包含样本对等制约的深度多视半监督集群 (Deep Multi-view Semi-supervised Clustering with Sample Pairwise Constraints)

Multi-view clustering has attracted much attention thanks to the capacity of multi-source information integration. Although numerous advanced methods have been proposed in past decades, most of them generally overlook the significance of weakly-supervised information and fail to preserve the feature properties of multiple views, thus resulting in unsatisfactory clustering performance. To address these issues, in this paper, we propose a novel Deep Multi-view Semi-supervised Clustering (DMSC) method, which jointly optimizes three kinds of losses during networks finetuning, including multi-view clustering loss, semi-supervised pairwise constraint loss and multiple autoencoders reconstruction loss. Specifically, a KL divergence based multi-view clustering loss is imposed on the common representation of multi-view data to perform heterogeneous feature optimization, multi-view weighting and clustering prediction simultaneously. Then, we innovatively propose to integrate pairwise constraints into the process of multi-view clustering by enforcing the learned multi-view representation of must-link samples (cannot-link samples) to be similar (dissimilar), such that the formed clustering architecture can be more credible. Moreover, unlike existing rivals that only preserve the encoders for each heterogeneous branch during networks finetuning, we further propose to tune the intact autoencoders frame that contains both encoders and decoders. In this way, the issue of serious corruption of view-specific and view-shared feature space could be alleviated, making the whole training procedure more stable. Through comprehensive experiments on eight popular image datasets, we demonstrate that our proposed approach performs better than the state-of-the-art multi-view and single-view competitors.

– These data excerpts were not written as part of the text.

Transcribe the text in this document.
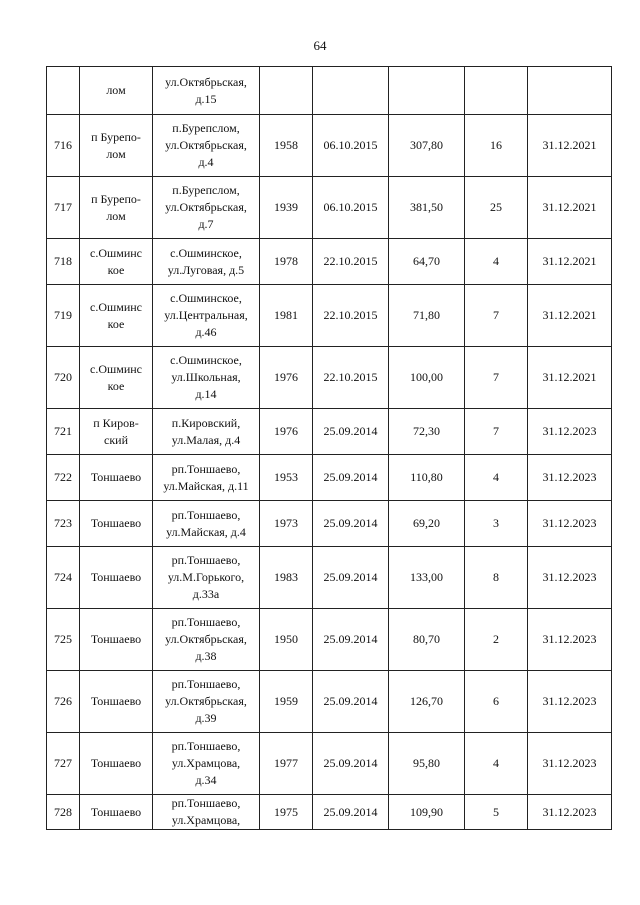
64

	лом	ул.Октябрьская,
д.15					

716	п Бурепо-
лом	п.Бурепслом,
ул.Октябрьская,
д.4	1958	06.10.2015	307,80	16	31.12.2021
717	п Бурепо-
лом	п.Бурепслом,
ул.Октябрьская,
д.7	1939	06.10.2015	381,50	25	31.12.2021
718	с.Ошминс
кое	с.Ошминское,
ул.Луговая, д.5	1978	22.10.2015	64,70	4	31.12.2021
719	с.Ошминс
кое	с.Ошминское,
ул.Центральная,
д.46	1981	22.10.2015	71,80	7	31.12.2021
720	с.Ошминс
кое	с.Ошминское,
ул.Школьная,
д.14	1976	22.10.2015	100,00	7	31.12.2021
721	п Киров-
ский	п.Кировский,
ул.Малая, д.4	1976	25.09.2014	72,30	7	31.12.2023
722	Тоншаево	рп.Тоншаево,
ул.Майская, д.11	1953	25.09.2014	110,80	4	31.12.2023
723	Тоншаево	рп.Тоншаево,
ул.Майская, д.4	1973	25.09.2014	69,20	3	31.12.2023
724	Тоншаево	рп.Тоншаево,
ул.М.Горького,
д.33а	1983	25.09.2014	133,00	8	31.12.2023
725	Тоншаево	рп.Тоншаево,
ул.Октябрьская,
д.38	1950	25.09.2014	80,70	2	31.12.2023
726	Тоншаево	рп.Тоншаево,
ул.Октябрьская,
д.39	1959	25.09.2014	126,70	6	31.12.2023
727	Тоншаево	рп.Тоншаево,
ул.Храмцова,
д.34	1977	25.09.2014	95,80	4	31.12.2023
728	Тоншаево	рп.Тоншаево,
ул.Храмцова,	1975	25.09.2014	109,90	5	31.12.2023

翻译：由于多来源信息整合的能力,多观点集群吸引了人们的极大关注。尽管在过去几十年中提出了许多先进的方法,但大多数方法一般都忽略了监督不力的信息的重要性,未能保存多种观点的特性,从而导致组合性业绩不令人满意。为了解决这些问题,我们在本文件中提出了一种新的深多观点半监督的集群(DMC)方法,该方法在网络微调过程中联合优化三种类型的损失,包括多观点集群损失、半监督的对配制限制损失和多自动分解器重建损失。具体地说,基于多观点组合损失的KL差异是针对多观点数据共同表示的,目的是同时进行多种特征优化、多观点加权和组合预测。然后,我们创新地提议将双向制约纳入多观点组合进程,通过对多观点代表必须链接样本(无法链接的样本)的多视角表述方法类似(不同 ), 使形成的综合组合结构更加可信。此外,与现有的对立者不同的是,我们只为每个混合的分部提供更严肃的图像,在微调过程中,我们只能对每个组合式的编码进行更精确的图像进行更精确的图像。